We admit to impatience, and only fermented our cabbgae for three days. It was tasty, but it wasn’t “right,” and we’re going back to the drawing board. Next time we’re looking forward to adding radishes — maybe from our own wee garden! — to the mix, doing the soaking properly, and experimenting with a freer hand with the gochugaru. There are many kinds of kimchi and we have many tasty days ahead of us. Meanwhile, if you’re a fan of sauerkraut, this is a fermented cabbage that kicks it up a notch. (And if you’re not a fan of sauerkraut, rejoice; this is nothing like it, really.)
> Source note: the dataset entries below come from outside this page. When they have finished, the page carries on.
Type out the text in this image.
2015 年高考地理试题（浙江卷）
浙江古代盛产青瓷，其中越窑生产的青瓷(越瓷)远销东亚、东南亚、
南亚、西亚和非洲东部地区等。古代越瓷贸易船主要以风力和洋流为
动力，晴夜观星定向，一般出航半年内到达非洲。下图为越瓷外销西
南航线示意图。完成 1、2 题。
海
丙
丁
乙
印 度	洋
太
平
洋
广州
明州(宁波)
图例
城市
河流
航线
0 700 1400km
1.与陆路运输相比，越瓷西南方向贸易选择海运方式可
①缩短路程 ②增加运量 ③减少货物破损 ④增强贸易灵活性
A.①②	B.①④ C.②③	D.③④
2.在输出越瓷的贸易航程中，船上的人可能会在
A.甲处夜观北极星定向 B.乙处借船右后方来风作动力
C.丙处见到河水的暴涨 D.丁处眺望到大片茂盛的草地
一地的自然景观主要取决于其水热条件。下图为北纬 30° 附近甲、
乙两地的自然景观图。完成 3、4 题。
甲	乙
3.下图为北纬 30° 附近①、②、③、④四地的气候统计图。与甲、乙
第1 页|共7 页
But, we can sense that some of you remain unconvinced. It’s not enough that the probiotics in fermented foods can increase your mental well-being. You’ve seen real kimchi. It’s red and weird and pungent and even snuggled up next to perfectly steamed rice, you can’t imagine putting such foreignness into your mouth. Uh-huh. Well, consider this:
The 2003 outbreak of SARS in Asia virtually left Korea untouched – possibly because kimchi has been shown to boost immunity. Korean chickens infected with the H5N1 (avian flu) virus recovered after eating food containing the same probiotics found in kimchi. The Journal of Nutrition in 2001 reported that kimchi produces beneficial short chain fatty acids which are reported to inhibit the development of invasive colon cancers. Research reported in 2008 revealed kimchi probiotics fighting ulcer-causing Helicobacter pylori bacteria. The Journal of Medicinal Foods abstract adds, “Health functionality of kimchi, based upon our research and that of other, includes anticancer, antiobesity, anticonstipation, colorectal health promotion, probiotic properties, cholesterol reduction, fibrolytic effect, antioxidative and antiaging properties, brain health promotion, immune promotion, and skin health.”
From various studies, kimchi aids in digestion, lowers total cholesterol, is an antioxident, reduces inflamation in skin breakouts, lowers BMI, beefs up the immune system, reduces oxidative stress in blood cells, inhibits the growth of cancer cells, increases glucose tolerance, especially when eaten with a low fat food; inhibits gastric ulcers, combats nutrient depletion, builds stamina and helps prevent yeast infections. Are we at least a little more on-board with this? Hope so. Tune in ’til the next Feat of Fermentation.
*Yes, yes, we know we’re bizarre. Normal people are talking about their home microbrewing when they discuss fermentation. Haven’t you figured out by now that we’re never Those People? Get with the program, folks; even when we’re swanning around in the sky we don’t do “normal” here.